Over the course of this semester, the FSEM-180 seminar students have performed a variety of tasks that mimicked the methods of human survival used in the past. From baking bread, to making clothing, to building oil lamps and forming mud bricks, we’ve sampled living a simpler life. And yet, though the tools and methods were simpler, the work was far harder. “White Collar” is not a valid description for any job that ancient humans would have performed. And, at the same time we were spending hours grinding barely enough grain to make a Ritz Cracker, we were living the rest of our week secure in the modern life of the 21st century. You simply can’t simulate the urgency of real survival and still have the University allow the course to be offered.

But, these limitations hardly detracted from the experience of the course. In fact, they served to emphasize the stark contrast between ancient living and modern humanity. Making cheese came with neat foil packets of ingredients, plastic jugs of milk, and printed books with guidance and illustration on how to make the cheese turn out exactly as intended. We used oil both for our lamps and baking (frying?) bread, yet never came within 100 yards of an actual whole olive. The oil was delivered in glass bottles with glossy labels depicting pastoral fields of olive trees instead. Looking back, it’s truly remarkable that there is a modern human race in light of all the work that had to be done to stay alive and healthy in the past.

One of my personal favorite TV shows is Jericho, a show about the struggles of a midwestern town totally cut off from the 21st century after a series of nuclear attacks decimates 21st century America. With the world outside gone, and uncertainty the only common feature of every day, how would civilization keep itself afloat? It’s a sobering thought- even the fictional town of Jericho, with a scant few thousand residents in the nation’s “breadbasket” region, suffered loss of life and tragic consequences. What would happen to a city Los Angeles, with it’s towering skyscrapers of people living and working, relying on trucks of goods and legions of workers all around the globe to provide the basics necessary to life, if the outside world were suddenly wiped off the map?

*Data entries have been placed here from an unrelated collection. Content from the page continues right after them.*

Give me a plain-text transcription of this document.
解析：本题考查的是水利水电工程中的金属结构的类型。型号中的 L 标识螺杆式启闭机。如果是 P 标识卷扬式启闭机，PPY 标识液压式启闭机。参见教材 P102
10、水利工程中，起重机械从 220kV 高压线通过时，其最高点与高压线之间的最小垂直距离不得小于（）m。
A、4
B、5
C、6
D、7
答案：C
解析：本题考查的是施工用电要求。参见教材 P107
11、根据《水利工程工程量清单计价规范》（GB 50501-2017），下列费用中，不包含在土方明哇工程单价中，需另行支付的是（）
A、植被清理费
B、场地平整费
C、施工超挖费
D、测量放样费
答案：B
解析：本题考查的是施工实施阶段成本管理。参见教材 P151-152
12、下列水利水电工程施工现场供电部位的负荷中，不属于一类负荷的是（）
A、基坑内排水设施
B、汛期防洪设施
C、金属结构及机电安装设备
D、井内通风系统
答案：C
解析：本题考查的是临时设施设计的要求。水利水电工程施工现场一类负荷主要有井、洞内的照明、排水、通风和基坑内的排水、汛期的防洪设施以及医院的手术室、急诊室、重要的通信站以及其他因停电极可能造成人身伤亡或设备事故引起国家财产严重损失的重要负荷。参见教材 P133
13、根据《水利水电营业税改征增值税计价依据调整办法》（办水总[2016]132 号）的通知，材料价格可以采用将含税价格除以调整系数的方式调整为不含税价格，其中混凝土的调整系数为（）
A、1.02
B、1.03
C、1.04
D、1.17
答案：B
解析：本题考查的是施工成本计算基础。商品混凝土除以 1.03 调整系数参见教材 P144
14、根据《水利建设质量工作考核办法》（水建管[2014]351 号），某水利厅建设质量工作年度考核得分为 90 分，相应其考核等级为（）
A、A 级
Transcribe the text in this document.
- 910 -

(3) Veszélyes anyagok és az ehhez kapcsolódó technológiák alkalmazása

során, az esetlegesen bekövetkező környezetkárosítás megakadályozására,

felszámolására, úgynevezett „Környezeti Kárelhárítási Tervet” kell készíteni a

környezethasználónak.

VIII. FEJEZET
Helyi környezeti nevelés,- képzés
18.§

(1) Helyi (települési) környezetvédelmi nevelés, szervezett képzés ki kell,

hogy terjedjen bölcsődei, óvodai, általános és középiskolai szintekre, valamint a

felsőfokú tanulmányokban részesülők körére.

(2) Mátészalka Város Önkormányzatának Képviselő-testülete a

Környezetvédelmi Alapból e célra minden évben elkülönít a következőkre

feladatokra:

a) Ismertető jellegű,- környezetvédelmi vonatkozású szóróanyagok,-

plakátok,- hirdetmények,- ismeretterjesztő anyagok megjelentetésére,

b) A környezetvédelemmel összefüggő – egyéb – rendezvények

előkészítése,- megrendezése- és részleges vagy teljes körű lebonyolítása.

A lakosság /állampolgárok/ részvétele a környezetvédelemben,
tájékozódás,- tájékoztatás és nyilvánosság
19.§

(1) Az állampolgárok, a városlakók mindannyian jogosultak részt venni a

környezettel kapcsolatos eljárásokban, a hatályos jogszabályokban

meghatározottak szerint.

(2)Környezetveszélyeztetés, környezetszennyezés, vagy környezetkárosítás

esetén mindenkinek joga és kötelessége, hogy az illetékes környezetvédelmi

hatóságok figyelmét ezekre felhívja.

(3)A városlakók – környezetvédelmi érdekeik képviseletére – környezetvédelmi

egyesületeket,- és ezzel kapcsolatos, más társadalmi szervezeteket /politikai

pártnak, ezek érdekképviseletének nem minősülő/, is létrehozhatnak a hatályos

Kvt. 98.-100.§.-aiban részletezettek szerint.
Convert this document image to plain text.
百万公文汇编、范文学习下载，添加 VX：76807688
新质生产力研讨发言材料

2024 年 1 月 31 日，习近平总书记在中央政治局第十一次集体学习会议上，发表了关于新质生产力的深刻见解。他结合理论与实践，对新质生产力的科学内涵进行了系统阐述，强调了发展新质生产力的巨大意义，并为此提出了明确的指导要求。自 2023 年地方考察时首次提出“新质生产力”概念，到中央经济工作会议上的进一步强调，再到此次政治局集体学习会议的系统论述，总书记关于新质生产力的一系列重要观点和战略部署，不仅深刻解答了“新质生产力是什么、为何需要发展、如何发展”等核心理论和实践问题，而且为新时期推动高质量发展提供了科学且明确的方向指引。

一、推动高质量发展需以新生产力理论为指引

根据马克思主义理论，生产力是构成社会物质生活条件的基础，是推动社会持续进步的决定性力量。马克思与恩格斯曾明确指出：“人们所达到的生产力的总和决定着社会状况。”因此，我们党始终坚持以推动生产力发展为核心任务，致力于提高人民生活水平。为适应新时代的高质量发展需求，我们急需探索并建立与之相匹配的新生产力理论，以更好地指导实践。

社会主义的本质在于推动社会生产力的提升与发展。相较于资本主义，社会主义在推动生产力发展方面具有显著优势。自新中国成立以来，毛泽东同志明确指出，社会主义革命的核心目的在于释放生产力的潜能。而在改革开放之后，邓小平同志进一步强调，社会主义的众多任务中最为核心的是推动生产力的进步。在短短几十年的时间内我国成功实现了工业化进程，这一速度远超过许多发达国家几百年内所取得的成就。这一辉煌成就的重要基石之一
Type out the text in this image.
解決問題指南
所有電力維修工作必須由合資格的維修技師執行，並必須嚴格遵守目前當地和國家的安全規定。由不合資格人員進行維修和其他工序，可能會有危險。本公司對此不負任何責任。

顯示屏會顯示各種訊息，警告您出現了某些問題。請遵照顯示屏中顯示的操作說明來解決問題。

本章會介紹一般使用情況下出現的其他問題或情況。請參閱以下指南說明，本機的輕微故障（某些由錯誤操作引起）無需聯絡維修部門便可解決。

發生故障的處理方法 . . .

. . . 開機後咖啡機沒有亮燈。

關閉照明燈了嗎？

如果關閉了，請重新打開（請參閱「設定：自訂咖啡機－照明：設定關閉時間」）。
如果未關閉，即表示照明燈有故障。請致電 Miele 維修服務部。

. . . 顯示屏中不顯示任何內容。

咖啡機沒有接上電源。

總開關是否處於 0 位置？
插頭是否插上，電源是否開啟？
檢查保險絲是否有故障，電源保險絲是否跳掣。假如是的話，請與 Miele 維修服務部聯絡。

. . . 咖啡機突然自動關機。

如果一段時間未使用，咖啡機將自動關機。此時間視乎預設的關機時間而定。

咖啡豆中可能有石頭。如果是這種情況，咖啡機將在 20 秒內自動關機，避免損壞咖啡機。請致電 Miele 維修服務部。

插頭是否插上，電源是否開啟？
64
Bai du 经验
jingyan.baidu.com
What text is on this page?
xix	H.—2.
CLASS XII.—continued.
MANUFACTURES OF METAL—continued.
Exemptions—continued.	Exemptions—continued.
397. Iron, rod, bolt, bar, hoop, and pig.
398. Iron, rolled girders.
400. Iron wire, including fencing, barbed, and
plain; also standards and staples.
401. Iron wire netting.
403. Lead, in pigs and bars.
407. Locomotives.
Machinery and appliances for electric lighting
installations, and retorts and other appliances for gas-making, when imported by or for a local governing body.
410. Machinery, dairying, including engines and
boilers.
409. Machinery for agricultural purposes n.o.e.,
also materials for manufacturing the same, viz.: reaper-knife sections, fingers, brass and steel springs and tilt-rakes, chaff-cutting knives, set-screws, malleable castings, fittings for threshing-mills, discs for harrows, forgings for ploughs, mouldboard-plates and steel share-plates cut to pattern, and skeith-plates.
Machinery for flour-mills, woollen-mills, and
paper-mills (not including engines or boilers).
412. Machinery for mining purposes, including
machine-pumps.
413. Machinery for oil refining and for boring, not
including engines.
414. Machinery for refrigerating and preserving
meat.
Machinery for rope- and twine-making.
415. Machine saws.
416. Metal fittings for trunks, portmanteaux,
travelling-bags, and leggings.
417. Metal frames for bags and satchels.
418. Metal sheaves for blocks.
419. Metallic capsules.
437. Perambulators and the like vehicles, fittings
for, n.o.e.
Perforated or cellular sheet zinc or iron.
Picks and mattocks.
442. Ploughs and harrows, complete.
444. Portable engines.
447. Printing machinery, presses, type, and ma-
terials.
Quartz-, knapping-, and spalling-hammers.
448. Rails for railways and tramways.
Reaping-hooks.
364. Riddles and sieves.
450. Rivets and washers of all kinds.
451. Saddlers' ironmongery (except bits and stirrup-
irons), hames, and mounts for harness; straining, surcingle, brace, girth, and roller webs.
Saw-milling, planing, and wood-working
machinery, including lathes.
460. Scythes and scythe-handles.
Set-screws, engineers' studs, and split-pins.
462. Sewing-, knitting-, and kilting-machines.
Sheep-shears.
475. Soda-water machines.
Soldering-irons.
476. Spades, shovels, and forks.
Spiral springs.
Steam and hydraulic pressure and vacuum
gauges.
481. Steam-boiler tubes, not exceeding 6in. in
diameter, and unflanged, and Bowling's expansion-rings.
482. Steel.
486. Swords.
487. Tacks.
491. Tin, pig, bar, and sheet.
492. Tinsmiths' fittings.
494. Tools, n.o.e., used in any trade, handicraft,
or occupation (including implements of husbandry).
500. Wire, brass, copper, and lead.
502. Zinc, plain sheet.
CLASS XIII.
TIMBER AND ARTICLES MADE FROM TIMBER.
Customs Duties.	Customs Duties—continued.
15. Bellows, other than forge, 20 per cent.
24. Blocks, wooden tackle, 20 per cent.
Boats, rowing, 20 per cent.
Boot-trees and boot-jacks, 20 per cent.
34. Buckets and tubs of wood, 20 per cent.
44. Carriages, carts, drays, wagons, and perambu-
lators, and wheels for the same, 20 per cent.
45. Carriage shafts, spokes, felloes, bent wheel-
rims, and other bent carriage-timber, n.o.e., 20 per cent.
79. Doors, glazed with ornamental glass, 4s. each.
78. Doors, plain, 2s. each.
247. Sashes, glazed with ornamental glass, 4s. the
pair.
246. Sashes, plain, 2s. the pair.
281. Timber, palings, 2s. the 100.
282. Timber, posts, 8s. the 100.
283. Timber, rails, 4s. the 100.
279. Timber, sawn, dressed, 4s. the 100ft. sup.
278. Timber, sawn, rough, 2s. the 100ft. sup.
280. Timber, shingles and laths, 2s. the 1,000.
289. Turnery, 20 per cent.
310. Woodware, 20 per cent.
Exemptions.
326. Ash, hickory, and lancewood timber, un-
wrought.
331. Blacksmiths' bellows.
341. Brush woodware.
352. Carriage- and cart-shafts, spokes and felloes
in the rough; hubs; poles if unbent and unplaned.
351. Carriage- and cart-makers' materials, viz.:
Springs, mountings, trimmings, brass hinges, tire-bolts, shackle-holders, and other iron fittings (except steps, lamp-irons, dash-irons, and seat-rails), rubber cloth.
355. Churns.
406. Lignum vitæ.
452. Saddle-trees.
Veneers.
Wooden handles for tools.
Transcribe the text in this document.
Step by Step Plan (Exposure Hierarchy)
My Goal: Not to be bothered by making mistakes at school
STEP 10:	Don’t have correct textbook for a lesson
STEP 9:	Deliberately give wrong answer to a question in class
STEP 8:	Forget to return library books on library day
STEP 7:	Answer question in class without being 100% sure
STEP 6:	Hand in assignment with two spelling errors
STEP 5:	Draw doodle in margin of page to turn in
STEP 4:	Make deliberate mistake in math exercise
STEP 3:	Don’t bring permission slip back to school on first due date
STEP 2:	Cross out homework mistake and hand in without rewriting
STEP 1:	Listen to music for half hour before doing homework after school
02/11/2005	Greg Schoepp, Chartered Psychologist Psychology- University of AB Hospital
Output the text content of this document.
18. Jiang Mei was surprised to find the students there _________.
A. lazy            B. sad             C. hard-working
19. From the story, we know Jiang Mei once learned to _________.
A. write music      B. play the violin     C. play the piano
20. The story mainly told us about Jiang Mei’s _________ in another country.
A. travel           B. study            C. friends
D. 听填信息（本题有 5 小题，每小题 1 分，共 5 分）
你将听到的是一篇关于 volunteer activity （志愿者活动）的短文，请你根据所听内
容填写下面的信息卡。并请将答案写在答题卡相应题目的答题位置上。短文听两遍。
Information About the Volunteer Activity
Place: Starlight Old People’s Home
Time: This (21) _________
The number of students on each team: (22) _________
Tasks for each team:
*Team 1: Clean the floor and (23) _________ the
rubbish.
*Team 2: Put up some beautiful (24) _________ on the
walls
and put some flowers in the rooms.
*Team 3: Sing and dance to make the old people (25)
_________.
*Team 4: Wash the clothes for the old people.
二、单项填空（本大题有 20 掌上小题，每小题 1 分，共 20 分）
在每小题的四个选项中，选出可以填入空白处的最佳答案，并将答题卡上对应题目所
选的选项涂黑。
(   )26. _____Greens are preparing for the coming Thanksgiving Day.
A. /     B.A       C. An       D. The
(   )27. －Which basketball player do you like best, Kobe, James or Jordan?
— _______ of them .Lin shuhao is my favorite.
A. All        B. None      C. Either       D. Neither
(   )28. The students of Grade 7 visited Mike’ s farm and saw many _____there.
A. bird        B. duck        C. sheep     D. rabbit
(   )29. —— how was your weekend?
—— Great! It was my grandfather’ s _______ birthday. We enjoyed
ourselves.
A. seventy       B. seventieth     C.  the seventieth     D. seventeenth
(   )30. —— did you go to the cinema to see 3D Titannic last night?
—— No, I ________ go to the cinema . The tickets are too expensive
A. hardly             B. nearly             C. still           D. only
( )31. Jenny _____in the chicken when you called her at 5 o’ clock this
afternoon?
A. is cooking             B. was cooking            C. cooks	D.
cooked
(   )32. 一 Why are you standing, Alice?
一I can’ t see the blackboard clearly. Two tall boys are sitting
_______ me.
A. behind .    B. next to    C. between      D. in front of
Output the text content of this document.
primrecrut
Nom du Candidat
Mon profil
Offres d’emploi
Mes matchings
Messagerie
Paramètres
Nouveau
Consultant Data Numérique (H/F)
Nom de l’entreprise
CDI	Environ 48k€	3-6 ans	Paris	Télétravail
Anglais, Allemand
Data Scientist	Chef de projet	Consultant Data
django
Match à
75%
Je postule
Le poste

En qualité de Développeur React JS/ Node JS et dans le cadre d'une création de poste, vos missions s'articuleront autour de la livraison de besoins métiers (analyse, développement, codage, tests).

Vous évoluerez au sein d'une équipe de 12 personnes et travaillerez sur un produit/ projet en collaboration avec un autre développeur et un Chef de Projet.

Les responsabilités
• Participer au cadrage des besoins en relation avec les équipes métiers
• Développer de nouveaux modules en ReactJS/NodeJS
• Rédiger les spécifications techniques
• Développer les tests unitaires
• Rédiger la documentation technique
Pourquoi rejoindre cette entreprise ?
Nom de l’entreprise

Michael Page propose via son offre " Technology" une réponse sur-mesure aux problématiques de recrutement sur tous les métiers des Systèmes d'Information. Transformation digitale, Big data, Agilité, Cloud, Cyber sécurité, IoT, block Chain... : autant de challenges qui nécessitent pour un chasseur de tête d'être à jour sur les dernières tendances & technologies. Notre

Tragically, even in a scenario where everyone was in perfect harmony and working for the good of each other, the population would be downsized drastically due to the forces of nature, the environment, disease, and hunger.

Over thousands of years, we’ve built for ourselves a civilization from the very dust into gleaming skyscrapers of technology. No one in the FSEM-180 class would conclude that living as ancient humans did would be sustainable for modern humans, and yet in every other course (especially in classes with an environmental focus) we’re taught how modern civilization is not sustainable. Our government spending, our consumer culture, our dependence on oil, and our love of the dollar menu are all going to be our downfall, we’re told. And thus, we find ourselves between a rock and a hard place, unable to return to the lives which our ancestors lived, and our future filled with danger on every side. Nothing can stay the way it is, and we can’t go back to the way we were. I think this is the most valuable lesson that could ever be taught to a first year student at USC.